Le Seigneur est l'Esprit vivifiant de la nouvelle alliance, et «là où est l'Esprit du Seigneur, il y a la liberté». La vie et la liberté vont de pair, tout comme la loi et l'esclavage. La vie divine ne doit pas être embarrassée par des contraintes légales. Celles-ci sont superflues. Des contraintes légales sont nécessaires et à leur place quand il s'agit de la chair ou du monde. Mais elles ne sont pas efficaces, car la chair et le monde les outrepassent et les transgressent. C'est d'une autre manière que la loi est efficace: elle maudit le transgresseur et amène la mort sur lui. Mais tout change là où l'Esprit a donné la vie. Alors la liberté peut sans danger être accordée, car l'Esprit du Seigneur est là avec sa puissance.

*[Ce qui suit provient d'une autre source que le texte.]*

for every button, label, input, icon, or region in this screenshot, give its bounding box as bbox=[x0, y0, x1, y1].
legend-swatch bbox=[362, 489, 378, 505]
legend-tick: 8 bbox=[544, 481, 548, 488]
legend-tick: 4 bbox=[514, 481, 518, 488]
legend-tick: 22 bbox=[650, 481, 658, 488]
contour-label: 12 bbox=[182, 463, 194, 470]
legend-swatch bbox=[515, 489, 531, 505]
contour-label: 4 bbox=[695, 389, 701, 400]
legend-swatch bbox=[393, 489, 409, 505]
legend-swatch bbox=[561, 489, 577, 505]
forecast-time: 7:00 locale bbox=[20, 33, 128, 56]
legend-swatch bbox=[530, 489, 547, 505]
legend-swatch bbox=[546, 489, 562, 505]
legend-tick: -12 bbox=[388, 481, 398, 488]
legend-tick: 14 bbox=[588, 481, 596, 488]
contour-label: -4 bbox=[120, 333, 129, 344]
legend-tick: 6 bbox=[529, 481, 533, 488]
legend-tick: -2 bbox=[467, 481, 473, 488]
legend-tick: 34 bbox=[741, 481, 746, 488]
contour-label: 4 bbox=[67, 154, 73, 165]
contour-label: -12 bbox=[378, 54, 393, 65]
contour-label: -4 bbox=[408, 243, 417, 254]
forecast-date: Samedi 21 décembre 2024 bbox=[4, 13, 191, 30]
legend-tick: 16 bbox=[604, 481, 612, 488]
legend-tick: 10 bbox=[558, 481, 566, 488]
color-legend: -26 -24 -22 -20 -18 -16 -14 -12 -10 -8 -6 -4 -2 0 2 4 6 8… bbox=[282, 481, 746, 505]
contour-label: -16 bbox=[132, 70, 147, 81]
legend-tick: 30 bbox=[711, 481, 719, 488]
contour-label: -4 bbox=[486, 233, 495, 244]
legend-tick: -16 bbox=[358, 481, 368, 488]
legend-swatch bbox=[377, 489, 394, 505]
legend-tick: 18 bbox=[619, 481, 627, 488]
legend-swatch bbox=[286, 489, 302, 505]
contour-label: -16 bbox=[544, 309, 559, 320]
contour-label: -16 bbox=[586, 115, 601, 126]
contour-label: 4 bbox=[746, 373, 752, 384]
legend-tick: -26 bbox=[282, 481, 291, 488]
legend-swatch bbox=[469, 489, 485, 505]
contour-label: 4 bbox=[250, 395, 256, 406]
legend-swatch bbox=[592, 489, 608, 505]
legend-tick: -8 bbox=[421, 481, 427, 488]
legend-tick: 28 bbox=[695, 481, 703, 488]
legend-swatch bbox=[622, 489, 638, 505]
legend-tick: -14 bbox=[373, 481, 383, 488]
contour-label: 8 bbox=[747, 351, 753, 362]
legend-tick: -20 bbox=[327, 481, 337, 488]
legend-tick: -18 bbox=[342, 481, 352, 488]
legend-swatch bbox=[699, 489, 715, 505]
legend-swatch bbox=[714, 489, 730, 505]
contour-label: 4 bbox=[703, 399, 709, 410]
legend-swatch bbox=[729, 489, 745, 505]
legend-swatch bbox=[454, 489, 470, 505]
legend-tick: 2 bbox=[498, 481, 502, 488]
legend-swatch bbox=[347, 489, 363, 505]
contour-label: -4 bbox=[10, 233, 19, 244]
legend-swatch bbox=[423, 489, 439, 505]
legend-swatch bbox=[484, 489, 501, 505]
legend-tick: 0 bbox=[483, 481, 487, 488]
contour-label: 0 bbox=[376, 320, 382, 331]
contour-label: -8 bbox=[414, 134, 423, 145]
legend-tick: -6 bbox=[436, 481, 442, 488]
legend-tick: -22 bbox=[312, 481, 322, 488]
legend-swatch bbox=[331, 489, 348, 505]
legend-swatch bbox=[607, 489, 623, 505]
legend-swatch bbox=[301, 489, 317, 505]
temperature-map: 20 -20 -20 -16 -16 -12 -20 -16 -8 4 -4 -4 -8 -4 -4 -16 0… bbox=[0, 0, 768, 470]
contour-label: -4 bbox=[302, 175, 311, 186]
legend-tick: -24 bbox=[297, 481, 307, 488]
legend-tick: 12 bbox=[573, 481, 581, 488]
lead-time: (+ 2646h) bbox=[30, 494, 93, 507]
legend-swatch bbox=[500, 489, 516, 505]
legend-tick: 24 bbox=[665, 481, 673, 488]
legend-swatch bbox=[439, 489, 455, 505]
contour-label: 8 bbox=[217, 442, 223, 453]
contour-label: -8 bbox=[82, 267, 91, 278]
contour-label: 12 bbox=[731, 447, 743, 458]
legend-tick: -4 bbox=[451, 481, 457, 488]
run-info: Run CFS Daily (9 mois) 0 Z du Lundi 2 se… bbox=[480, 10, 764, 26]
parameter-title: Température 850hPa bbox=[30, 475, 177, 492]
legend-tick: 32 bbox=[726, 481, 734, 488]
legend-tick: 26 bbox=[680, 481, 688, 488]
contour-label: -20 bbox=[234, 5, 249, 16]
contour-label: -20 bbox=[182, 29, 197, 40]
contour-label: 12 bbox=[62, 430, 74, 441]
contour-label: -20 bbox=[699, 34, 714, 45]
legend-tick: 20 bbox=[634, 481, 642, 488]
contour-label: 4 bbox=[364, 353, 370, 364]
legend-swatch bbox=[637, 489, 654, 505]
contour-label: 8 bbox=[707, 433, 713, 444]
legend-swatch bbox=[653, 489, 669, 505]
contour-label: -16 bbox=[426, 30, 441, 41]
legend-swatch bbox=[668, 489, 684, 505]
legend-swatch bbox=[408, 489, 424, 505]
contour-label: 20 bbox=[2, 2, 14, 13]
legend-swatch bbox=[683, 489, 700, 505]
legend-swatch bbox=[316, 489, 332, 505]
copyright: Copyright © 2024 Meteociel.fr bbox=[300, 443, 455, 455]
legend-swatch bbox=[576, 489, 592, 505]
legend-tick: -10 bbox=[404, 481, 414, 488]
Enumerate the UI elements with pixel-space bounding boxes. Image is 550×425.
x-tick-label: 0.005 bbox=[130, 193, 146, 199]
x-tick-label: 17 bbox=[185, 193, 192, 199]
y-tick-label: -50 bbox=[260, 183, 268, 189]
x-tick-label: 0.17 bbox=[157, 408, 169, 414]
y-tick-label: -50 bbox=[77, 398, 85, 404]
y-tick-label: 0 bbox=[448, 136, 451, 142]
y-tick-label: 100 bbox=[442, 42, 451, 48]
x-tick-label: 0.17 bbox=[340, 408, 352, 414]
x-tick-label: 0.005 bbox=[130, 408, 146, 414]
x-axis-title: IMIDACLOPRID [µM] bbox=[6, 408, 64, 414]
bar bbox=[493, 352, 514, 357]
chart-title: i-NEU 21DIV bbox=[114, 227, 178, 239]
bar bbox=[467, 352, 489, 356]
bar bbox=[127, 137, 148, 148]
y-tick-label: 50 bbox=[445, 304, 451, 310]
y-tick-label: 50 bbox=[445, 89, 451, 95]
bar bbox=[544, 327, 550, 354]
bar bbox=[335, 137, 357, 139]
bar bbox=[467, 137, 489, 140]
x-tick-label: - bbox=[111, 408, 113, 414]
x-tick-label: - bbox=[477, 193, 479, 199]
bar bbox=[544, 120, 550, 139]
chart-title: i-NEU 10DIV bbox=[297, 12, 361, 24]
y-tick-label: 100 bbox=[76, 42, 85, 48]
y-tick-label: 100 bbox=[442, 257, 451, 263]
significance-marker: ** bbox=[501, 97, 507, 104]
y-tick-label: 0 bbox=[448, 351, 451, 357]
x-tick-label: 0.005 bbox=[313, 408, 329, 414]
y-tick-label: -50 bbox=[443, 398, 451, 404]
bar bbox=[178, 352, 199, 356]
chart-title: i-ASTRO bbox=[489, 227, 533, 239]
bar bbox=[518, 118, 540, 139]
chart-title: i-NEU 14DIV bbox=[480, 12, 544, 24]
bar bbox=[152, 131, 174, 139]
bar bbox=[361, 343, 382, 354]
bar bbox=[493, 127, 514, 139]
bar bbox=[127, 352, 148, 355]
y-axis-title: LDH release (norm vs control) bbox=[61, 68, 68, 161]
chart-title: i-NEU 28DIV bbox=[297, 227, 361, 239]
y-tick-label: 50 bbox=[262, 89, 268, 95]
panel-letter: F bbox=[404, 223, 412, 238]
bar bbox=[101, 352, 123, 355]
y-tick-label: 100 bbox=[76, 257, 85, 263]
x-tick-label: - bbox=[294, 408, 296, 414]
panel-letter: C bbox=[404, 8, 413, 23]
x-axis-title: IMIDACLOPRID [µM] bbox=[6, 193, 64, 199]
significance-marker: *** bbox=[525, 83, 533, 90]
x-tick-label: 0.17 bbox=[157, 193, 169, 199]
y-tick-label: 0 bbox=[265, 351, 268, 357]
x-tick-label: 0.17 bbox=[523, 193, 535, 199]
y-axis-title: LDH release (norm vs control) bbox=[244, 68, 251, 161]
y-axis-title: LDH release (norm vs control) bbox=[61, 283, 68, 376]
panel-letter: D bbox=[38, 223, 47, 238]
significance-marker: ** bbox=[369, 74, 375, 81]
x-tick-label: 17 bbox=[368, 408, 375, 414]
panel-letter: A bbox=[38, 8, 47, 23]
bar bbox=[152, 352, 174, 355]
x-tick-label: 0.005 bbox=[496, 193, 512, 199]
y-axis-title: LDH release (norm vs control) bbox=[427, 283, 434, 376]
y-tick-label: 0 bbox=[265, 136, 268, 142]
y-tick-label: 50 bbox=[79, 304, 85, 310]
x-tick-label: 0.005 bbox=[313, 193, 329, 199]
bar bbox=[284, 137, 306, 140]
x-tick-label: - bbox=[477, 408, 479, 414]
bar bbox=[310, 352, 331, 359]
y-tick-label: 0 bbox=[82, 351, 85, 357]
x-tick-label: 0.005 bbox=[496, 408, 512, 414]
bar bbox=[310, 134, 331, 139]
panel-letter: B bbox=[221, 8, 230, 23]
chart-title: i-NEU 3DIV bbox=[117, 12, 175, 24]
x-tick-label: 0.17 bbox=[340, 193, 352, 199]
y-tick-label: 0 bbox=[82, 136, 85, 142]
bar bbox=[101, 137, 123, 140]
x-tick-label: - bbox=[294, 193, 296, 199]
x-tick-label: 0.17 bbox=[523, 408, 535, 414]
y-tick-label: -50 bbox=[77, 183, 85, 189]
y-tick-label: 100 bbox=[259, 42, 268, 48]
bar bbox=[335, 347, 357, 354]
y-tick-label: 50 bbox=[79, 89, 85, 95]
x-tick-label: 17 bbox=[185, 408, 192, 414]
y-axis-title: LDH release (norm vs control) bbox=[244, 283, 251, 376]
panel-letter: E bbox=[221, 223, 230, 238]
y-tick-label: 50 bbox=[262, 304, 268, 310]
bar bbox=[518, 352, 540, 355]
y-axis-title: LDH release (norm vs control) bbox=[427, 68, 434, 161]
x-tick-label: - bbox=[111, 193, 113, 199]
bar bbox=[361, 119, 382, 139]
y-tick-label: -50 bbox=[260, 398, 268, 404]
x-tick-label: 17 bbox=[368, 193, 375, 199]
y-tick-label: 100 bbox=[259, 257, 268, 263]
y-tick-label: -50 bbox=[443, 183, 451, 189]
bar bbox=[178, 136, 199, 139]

Le verset 18 introduit une troisième chose merveilleuse. En plus de la vie et de la liberté, il y a une transformation. L'expression «à face découverte» est un peu ambiguë et pourrait s'interpréter comme s'appliquant à nous. Il est clair que nous n'avons pas de voile sur nous comme Israël, mais il semble plutôt qu'ici, ce qui n'est pas voilé, c'est la gloire du Seigneur que nous contemplons. Il n'y a pas de voile sur la face de notre Seigneur, comme il y en avait un sur la face de Moïse. De plus, la gloire qui brille en lui n'a pas pour effet de repousser, comme celle qui brillait sur la face de Moïse. Au contraire elle attire; et plus que cela, elle transforme. Plus Christ glorifié est présent à nos yeux, plus nous devenons comme lui.

Cette transformation est un processus progressif; elle n'est pas atteinte en une fois. Nous sommes transformés «de gloire en gloire», c'est-à-dire d'un degré de gloire à un autre. C'est une œuvre divine, «comme par le Seigneur en Esprit». Ici à nouveau, le choix des mots est remarquable. En grec, l'article défini est absent devant Seigneur et Esprit. Les mots nous manquent devant cette expression d'une profondeur insondable. Mais nous pouvons au moins y voir que le Seigneur et l'Esprit travaillent ensemble à cette transformation, le Seigneur étant l'objet placé devant les yeux de la foi, et l'Esprit la puissance qui opère en nous.

Que Dieu nous accorde de garder les yeux fixés sur Christ, en lui étant fidèles comme l'aiguille de la boussole l'est au pôle!